Scleromyxedema has been associated with many systemic disorders: autoimmune processes including diabetes mellitus and multiple sclerosis, malignancies, lymphoproliferative disorders and a variety of metabolic abnormalities. However, the combination of autoimmune polyglandular syndrome type II (including Schmidt's syndrome) and sleromyxedema have not been described. It has rarely been reported with hepatitis C virus (11–14). The possibility of interferon-alfa treatment in such patients poses a matter of dispute. Taking into account a severe reaction of our patient to interferon-alfa injections, we share the opinion of restricting its administration in patients with scleromyxedema as medicine that may lead to complications (13,14).

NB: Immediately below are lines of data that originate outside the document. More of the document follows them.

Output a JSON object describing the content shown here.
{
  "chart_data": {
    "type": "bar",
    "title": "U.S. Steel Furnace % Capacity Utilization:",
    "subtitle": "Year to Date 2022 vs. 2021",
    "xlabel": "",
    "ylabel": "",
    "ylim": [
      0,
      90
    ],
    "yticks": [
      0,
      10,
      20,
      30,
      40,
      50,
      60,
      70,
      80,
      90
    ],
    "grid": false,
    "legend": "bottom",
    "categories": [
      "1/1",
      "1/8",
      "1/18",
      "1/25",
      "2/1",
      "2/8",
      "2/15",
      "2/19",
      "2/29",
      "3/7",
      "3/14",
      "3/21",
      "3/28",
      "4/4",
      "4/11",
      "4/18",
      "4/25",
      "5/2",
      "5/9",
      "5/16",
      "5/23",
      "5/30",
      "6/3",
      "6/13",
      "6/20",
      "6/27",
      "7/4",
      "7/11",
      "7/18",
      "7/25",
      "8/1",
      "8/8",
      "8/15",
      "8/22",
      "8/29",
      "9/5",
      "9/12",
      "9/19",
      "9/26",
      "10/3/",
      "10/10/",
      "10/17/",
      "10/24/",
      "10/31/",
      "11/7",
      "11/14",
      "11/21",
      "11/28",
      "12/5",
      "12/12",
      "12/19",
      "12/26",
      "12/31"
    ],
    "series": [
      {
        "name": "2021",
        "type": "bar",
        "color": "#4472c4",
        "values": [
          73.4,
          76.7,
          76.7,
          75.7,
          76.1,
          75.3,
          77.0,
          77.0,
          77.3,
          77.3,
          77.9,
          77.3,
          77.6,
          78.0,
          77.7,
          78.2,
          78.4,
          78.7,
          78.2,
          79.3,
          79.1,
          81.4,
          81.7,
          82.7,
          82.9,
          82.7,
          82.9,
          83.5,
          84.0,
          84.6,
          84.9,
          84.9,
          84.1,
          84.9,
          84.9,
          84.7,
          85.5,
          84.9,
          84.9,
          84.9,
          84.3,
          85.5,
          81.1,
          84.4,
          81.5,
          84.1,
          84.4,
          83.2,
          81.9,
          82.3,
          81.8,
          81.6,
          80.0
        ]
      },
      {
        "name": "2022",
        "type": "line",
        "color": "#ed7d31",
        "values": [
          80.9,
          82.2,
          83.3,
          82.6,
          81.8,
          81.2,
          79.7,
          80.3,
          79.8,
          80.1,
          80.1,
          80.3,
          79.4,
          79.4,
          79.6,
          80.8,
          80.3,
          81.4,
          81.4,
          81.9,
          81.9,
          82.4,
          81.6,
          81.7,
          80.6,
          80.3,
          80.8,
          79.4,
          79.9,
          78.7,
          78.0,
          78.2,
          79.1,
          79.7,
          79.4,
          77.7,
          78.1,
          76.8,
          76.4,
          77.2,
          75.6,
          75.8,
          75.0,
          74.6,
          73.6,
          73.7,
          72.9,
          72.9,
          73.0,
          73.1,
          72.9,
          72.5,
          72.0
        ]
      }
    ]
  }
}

It should be noted that, in our case, there was an atypical autoimmune polyglandular syndrome type II initial presentation. In terms of the sequence of the development of endocrine gland insufficiency in the Schmidt's syndrome, it has been reported that in one half of the cases, autoimmune adrenal insufficiency is the abnormality that occurs first (15) while thyroid failure tends to occur simultaneously or after the emergence of autoimmune Addison's disease (16). Thus, the sequence of the autoimmune gland insufficiency was unusual. Although one out of two patients with autoimmune adrenal insufficiency may develop autoimmune thyroiditis, only one out of 100 of patients with thyroid disease will develop adrenal insufficiency. In order to help optimize patient outcomes, early diagnosis and treatment are critical. Treatment is based on the hormonal replacement of the component endocrinopathies (3).

It is of paramount importance for our patient to have multidisciplinary management including endocrinologist, dermatologist, immunologist, neurologist and psychiatrist according to the high incidence of encephalopathy, psychosis, seizures, memory loss, gait disorders and dysarthria in patients with scleromyxedema. Psychiatric manifestations are also well-documented in Addison's disease (17). In order to provide effective treatment and prophylaxis of Hepatitis C virus, our patient also needs infectologist supervision.

In summary, we described here a case of Schmidt's syndrome associated with atypical form of scleromyxedema. To the best of our knowledge, there is no case report of autoimmune polyglandular syndrome type 2 associated with scleromyxedema. Identification and adequate treatment of both APS type II and scleromyxedema in affected patients pose a problem due to the lack of facilities for diagnosis and management plus common misdiagnosis. Early diagnosis should be made before development of life-threatening complications.